Maybe they should have used intel instead :-)
http://enterprise.amd.com/us-en/eNews/archive/2006_05.htm
The London Stock Exchange turns to AMD and HP for an Edge in the Increasingly Competitive Global Financial Marketplace
As one of the world’s premier stock exchanges, the 200+ year old London Stock Exchange (LSE) processes billions of transactions daily, forcing its management team to stay at the front of the technology curve. “We strive to be the most advanced Exchange in the world,” said Robin Paine, CTO. To keep its technological edge, the LSE chose to rely solely on AMD Opteron™ processors to power its new trading system.
Don't make me make the obvious joke.
And Acorns *are* scalable. Check out the Master 512! Awesome. And that Tube r and the 1MHz bus; even the Model B can run CP/M with with 8086 secondary processor.
Damn, I need 'get me coat', 'joke alert' *and* 'boffin/geek' I think. Mine's the one with the Mode 7 Teletext display, for Prestel.
Well it looks like MS needs to update their case-study site...
"In the past six years, there have been no production outages at the London Stock Exchange, and the new systems running on Microsoft technologies are critical to maintaining this 100 per cent reliability record."
I'll help a bit out here... that 100 should be changed in about 99.5, still not bad for a beefed up desktop OS. Think that maybe the LSE should have gone for the HP nonstop servers for 100% availability instead.

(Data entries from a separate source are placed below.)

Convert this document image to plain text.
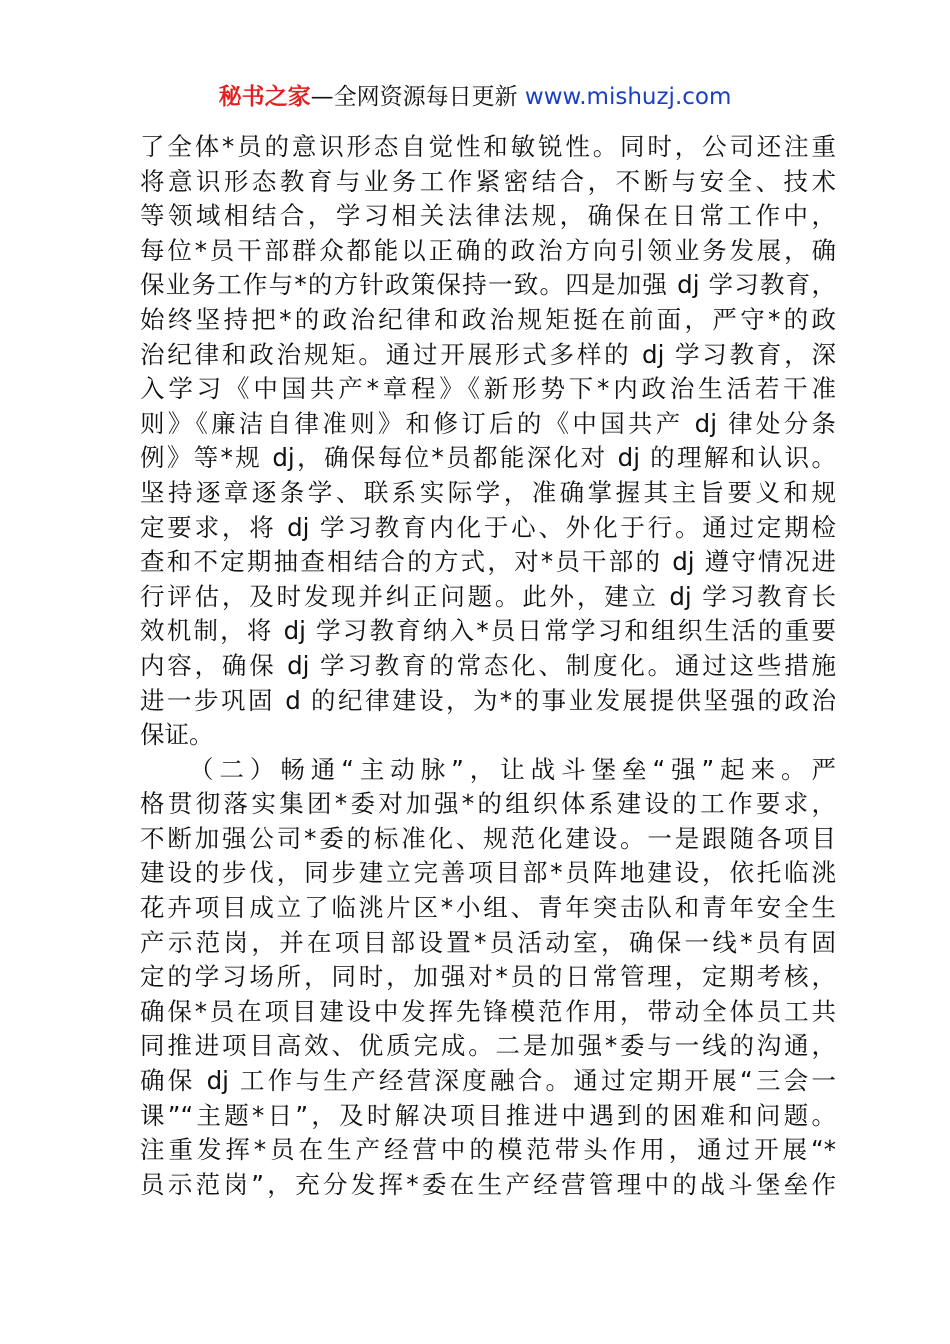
秘书之家—全网资源每日更新 www.mishuzj.com
了全体*员的意识形态自觉性和敏锐性。同时，公司还注重
将意识形态教育与业务工作紧密结合，不断与安全、技术
等领域相结合，学习相关法律法规，确保在日常工作中，
每位*员干部群众都能以正确的政治方向引领业务发展，确
保业务工作与*的方针政策保持一致。四是加强 dj 学习教育，
始终坚持把*的政治纪律和政治规矩挺在前面，严守*的政
治纪律和政治规矩。通过开展形式多样的 dj 学习教育，深
入学习《中国共产*章程》《新形势下*内政治生活若干准
则》《廉洁自律准则》和修订后的《中国共产 dj 律处分条
例》等*规 dj，确保每位*员都能深化对 dj 的理解和认识。
坚持逐章逐条学、联系实际学，准确掌握其主旨要义和规
定要求，将 dj 学习教育内化于心、外化于行。通过定期检
查和不定期抽查相结合的方式，对*员干部的 dj 遵守情况进
行评估，及时发现并纠正问题。此外，建立 dj 学习教育长
效机制，将 dj 学习教育纳入*员日常学习和组织生活的重要
内容，确保 dj 学习教育的常态化、制度化。通过这些措施
进一步巩固 d 的纪律建设，为*的事业发展提供坚强的政治
保证。
（二）畅通“主动脉”，让战斗堡垒“强”起来。严
格贯彻落实集团*委对加强*的组织体系建设的工作要求，
不断加强公司*委的标准化、规范化建设。一是跟随各项目
建设的步伐，同步建立完善项目部*员阵地建设，依托临洮
花卉项目成立了临洮片区*小组、青年突击队和青年安全生
产示范岗，并在项目部设置*员活动室，确保一线*员有固
定的学习场所，同时，加强对*员的日常管理，定期考核，
确保*员在项目建设中发挥先锋模范作用，带动全体员工共
同推进项目高效、优质完成。二是加强*委与一线的沟通，
确保 dj 工作与生产经营深度融合。通过定期开展“三会一
课”“主题*日”，及时解决项目推进中遇到的困难和问题。
注重发挥*员在生产经营中的模范带头作用，通过开展“*
员示范岗”，充分发挥*委在生产经营管理中的战斗堡垒作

They went *from* Tandem (bought by Compaq and then turned into HP NonStop, from what I can tell).
According to the case study, the Tandem system had 100% uptime with no production failures, but I'm sure Accenture and MS managed to persuade them that Windows 2k3, SQL Server 2k (they may have updated to 2k5 since the Get The Facts case study was published) and a custom messaging system written in C++ using .NET would do just as well.
No doubt it was quicker to develop in and introduce changes, as well as having more and cheaper developers than the Tandem setup, but it all depends how much they really valued that 100%.
I remember when there were adverts in The Economist all the time about the LSE (not the uni!) switching to MS and all the various marketing reasons they gave.
CHAPS, the payments system operated by the the Bank of England runs on Tandem kit, although no doubt they're looking to replace that. Any bets for a failure of CHAPS in the next few years? :)
http://www.microsoft.com/uk/getthefacts/lse.mspx
Benefits
• Substantially faster for trades than previous system
• One hundred per cent reliable on high-volume trading days
Yeah right, my names Bill, I've made my cash so I've got me coat!
Someone should sue the fuckers for false advertising.